The room was “neat as a pin” (her mother had always been a very “neat as a pin” person). The bed was immaculate, with beautifully laundered sheets of white waffle cotton. On the bedside table was a Rosamunde Pilcher novel with a Nightcliff Public Library bookmark a quarter of the way in. It was two weeks overdue. The short-sleeve blouses she’d had tailored in Jakarta hung neatly pressed in her wardrobe. Her pearls and delicate gold watch lay in a dish on the dresser. Next to it was a picture of Dan and Mum in a rickshaw (rickshaws only carried two passengers). The en suite was scented with the lavender soap Judith Bower unaccountably hoarded. “I don’t think I can sleep in here.” Tears were streaming down Dan’s face.

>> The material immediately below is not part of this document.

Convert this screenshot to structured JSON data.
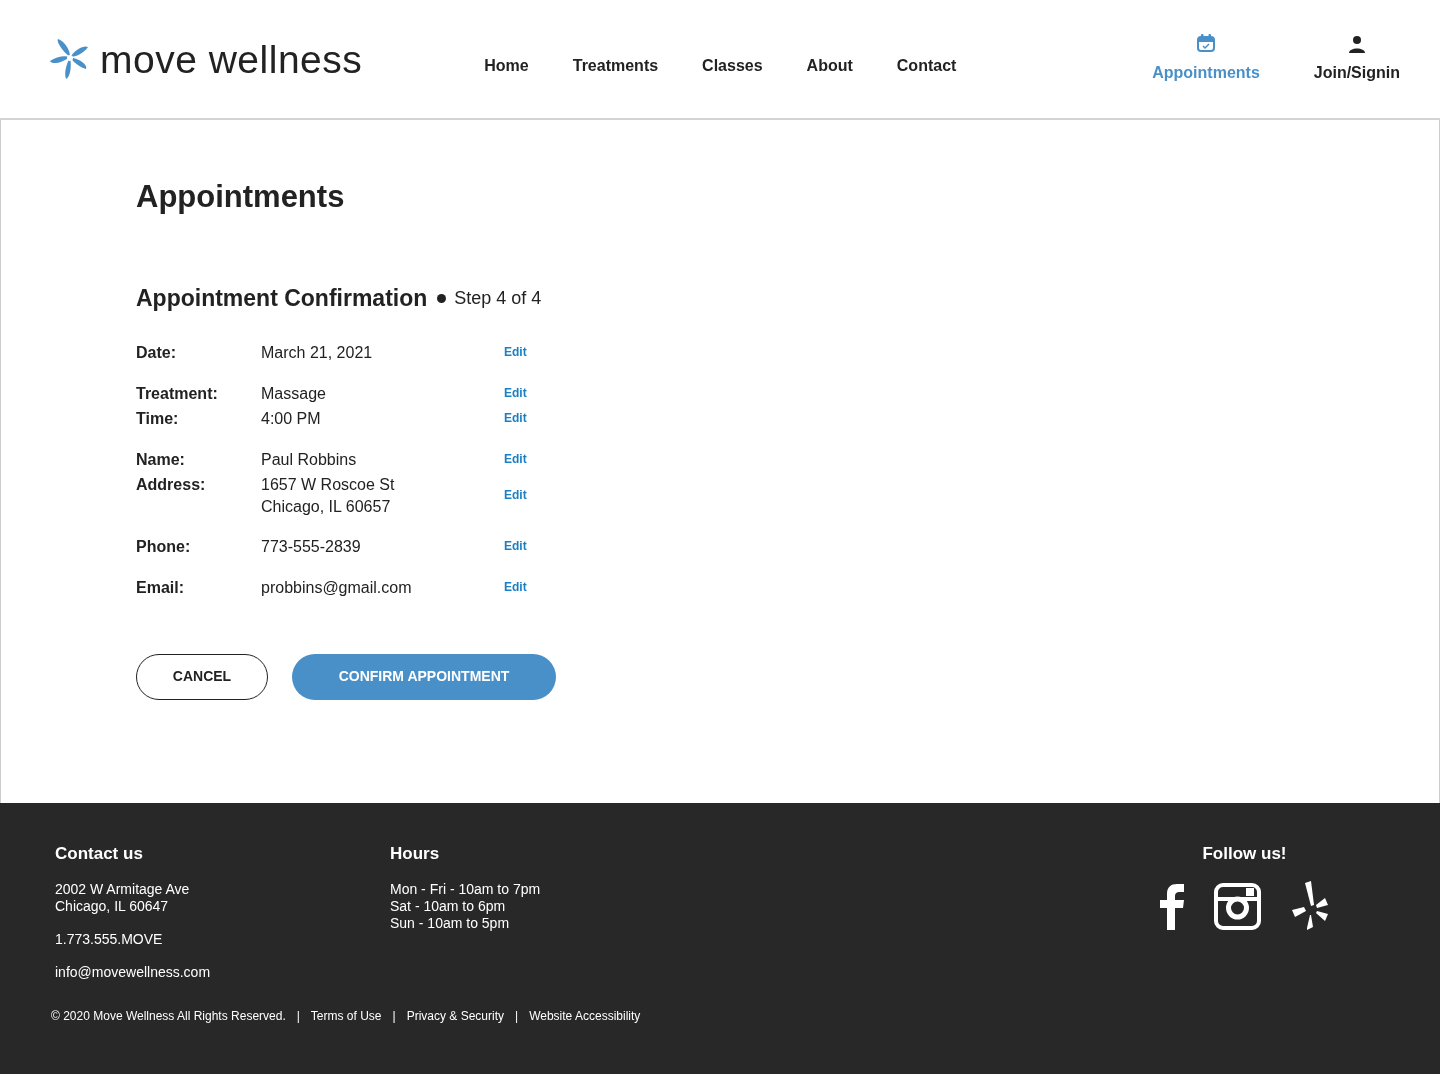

“I will,” Coralie said. “You can move back into your room.”
They changed the sheets on both beds and moved their things around. Afterward, Dan went to the garden to smoke a cigarette. Coralie tackled the kitchen. In the fridge, the milk was off. Dirty dishes were piled up in the sink from the few ad hoc meals they’d managed. She eyed them with her mother’s critical gaze, then eyed herself with that gaze too. She’d had such a long break from it, that gaze. Being with Adam had been one long holiday from shame. Now she cringed, shriveled inside, and raised one shoulder as if warding off a blow. How interesting.

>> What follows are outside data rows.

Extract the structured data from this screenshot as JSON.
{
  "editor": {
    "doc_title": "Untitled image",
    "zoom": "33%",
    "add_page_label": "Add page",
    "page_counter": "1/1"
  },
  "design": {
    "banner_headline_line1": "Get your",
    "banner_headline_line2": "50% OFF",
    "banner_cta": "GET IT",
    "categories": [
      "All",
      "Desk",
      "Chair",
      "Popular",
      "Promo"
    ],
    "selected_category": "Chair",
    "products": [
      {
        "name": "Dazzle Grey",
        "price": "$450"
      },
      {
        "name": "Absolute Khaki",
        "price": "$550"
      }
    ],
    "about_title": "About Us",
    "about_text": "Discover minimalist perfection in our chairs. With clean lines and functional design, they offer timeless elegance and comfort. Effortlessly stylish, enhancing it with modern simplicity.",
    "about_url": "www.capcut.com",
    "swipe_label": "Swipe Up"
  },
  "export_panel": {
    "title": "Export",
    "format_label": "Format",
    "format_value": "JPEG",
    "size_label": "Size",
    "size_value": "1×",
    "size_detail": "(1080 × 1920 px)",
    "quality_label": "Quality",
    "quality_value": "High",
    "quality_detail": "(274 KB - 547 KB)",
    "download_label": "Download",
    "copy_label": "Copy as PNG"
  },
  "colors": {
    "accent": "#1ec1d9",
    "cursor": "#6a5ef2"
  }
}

She filled one half of the stainless-steel sink with hot water andadded a toxic green squirt of Morning Fresh. She slipped her hands (her mother’s hands) into her mother’s yellow washing-up gloves. A perfect fit. She washed and rinsed every plate and would have dried them, too, but Dan joined her with a tea towel and stacked them all away.
Afterward, they took some beers down to the foreshore to check up on the Miracle Tree. Coralie remembered it from years ago. It was right on the edge of the slowly eroding cliff, its roots now fully exposed. “It’s really clinging on for dear life,” Dan said.
“For dear life,” Coralie repeated. “I’ve never paid attention to those words before.”
“To dear life.” He held out his beer, and they clinked.